Once you have an understanding of your standards, sit down with your IT team and draft a data security questionnaire for prospective service providers. A good questionnaire should reveal where service providers store data, the security measures in place, whether they’ve had any recent “security incidents,” the use of subcontractors, third party audit results, and information about their cyber insurance policy.
2. Understand and Negotiate Performance Clauses in the Agreement
Once you understand the service provider’s security measures, turn to the master services agreement (MSA), which governs the performance of the services. Typically, the MSA will have a “representations and warranties” section, where each party makes promises and assertions to the other party.

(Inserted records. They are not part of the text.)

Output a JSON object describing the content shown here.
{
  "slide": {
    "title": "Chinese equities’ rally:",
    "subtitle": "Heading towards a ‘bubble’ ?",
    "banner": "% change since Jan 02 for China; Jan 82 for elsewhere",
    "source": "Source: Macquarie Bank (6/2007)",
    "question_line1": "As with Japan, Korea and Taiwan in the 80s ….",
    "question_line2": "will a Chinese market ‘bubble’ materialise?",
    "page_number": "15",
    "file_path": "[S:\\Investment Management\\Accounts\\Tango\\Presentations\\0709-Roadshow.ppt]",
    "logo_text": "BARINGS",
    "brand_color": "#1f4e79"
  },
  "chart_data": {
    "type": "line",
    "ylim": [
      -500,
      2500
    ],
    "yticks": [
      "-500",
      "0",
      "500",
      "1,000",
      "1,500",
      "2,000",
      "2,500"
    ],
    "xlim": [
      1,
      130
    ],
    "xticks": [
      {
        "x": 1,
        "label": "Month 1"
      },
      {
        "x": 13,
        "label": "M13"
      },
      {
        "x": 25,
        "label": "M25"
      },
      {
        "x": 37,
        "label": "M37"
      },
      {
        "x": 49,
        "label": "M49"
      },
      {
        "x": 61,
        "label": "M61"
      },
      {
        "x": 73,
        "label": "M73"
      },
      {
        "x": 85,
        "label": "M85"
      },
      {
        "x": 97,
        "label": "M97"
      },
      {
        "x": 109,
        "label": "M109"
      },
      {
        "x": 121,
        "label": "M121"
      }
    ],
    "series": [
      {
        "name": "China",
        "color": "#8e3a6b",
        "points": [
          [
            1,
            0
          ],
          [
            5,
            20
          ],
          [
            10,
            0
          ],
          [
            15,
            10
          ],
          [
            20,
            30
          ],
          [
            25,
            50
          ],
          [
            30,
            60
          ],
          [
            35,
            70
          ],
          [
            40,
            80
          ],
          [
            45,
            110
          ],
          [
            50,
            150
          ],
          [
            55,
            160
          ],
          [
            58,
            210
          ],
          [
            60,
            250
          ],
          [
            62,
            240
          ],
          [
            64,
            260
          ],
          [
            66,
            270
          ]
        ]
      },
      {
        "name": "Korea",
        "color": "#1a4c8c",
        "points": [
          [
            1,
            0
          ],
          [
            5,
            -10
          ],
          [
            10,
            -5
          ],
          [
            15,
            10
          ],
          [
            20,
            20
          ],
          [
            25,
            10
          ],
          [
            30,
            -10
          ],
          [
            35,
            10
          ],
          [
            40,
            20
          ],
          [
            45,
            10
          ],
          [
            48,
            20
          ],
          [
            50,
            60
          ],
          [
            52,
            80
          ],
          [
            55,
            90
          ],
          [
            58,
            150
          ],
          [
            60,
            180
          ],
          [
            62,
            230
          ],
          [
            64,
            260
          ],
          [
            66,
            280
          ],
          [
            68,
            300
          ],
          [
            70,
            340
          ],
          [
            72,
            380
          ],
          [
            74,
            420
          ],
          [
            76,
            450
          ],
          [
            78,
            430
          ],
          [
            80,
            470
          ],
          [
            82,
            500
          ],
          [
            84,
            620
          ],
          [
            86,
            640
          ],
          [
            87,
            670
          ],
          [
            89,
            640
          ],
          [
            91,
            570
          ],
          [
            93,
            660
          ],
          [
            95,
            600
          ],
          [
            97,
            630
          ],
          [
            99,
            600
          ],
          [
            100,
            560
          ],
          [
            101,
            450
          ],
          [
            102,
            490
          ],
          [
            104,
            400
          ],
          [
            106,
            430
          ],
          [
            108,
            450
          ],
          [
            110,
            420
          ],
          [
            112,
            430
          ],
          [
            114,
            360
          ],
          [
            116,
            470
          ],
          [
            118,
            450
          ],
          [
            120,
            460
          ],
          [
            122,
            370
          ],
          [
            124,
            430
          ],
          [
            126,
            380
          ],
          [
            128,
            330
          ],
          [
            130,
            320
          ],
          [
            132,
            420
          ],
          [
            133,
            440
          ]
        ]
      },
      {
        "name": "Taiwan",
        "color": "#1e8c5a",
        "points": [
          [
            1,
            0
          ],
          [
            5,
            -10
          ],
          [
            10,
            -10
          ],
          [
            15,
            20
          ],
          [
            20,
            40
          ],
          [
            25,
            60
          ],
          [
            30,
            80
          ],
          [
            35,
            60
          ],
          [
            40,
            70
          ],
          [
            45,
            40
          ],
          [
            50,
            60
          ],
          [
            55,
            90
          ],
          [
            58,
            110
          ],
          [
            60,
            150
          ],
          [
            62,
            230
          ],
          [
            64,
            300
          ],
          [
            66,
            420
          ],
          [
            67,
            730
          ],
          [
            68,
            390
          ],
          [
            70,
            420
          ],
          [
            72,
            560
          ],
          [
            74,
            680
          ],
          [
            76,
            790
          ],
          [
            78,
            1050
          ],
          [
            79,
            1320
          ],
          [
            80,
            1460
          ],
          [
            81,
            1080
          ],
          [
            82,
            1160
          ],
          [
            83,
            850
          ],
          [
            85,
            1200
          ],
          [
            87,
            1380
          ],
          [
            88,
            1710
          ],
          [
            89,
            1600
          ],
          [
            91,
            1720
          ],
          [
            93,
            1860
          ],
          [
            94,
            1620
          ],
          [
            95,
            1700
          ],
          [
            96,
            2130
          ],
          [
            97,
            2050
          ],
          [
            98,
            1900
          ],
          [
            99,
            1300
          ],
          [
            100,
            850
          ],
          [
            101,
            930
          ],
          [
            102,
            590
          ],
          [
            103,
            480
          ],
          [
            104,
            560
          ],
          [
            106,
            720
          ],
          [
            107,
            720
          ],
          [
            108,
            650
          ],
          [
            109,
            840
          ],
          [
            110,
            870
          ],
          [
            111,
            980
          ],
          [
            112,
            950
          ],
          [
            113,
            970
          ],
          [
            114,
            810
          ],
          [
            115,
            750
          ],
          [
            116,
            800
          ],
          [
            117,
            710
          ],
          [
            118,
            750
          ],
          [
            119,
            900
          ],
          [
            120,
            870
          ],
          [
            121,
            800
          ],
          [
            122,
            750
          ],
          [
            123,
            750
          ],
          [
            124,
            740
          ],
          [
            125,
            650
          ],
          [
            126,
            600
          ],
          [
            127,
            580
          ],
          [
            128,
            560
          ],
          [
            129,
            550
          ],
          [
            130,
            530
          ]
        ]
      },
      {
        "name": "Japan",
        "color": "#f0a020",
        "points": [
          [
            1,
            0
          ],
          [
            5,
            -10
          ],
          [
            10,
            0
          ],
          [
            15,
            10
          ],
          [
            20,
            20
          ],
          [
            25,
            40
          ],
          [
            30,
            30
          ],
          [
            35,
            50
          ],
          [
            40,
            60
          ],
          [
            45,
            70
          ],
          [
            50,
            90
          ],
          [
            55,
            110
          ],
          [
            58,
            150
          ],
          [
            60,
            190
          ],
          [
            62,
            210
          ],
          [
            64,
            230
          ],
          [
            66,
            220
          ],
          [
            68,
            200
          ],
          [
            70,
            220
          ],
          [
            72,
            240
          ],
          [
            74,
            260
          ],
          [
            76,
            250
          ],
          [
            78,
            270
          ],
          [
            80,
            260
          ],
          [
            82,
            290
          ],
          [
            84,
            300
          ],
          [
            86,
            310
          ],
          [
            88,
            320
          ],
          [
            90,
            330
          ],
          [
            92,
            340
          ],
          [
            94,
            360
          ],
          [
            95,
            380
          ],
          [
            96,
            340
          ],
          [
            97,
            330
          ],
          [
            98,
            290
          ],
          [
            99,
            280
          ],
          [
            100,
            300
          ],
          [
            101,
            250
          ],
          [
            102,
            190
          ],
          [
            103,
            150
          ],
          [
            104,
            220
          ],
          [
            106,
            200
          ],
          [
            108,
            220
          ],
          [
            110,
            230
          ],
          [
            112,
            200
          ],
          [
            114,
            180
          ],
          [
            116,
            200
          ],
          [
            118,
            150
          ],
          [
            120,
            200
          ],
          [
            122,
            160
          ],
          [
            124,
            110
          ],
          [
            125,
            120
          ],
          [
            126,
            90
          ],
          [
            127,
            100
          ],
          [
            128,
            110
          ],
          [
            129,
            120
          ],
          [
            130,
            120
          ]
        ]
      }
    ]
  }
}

Among other things, you should ask the service provider to “represent and warrant” that its collection, use, storage, processing, disclosure and disposal of your data complies with applicable laws. If the service provider’s answers to your questionnaire reveal any gaps, you should include additional security measures in the MSA that the service provider must enact. Do not expect to get everything you ask for. Implementing security measures to satisfy one customer can be expensive and time consuming for service providers. However, you will never get contractual terms that you do not request.
3. Have a Response Plan for Data Breaches
The MSA should include a clause that requires the service provider to notify you immediately after any suspected security breach. It should also demand the service provider take steps to fix the breach, assist with notifying third parties, and pay for costs associated with recovering the data. While the service provider may rebuff some of your demands, it is better to discuss breach procedures now rather than in the midst of an actual security incident when both parties are scrambling to respond.
4. Negotiate a Right to Indemnification
Who is responsible if your data is stolen from the service provider? The long answer lies in 50 different state data-breach laws, a handful of federal statutes and the terms of your MSA. Even if your service provider is statutorily on the hook for a data breach, your company may still be sued by customers, employees, shareholders, or regulators that claim your business was negligent in selecting its service provider. Seek an indemnification provision in the MSA whereby your service provider defends and indemnifies you for claims and losses related to third-party harm resulting from the service provider’s failure to comply with its security obligations, or from the unauthorized disclosure of your data.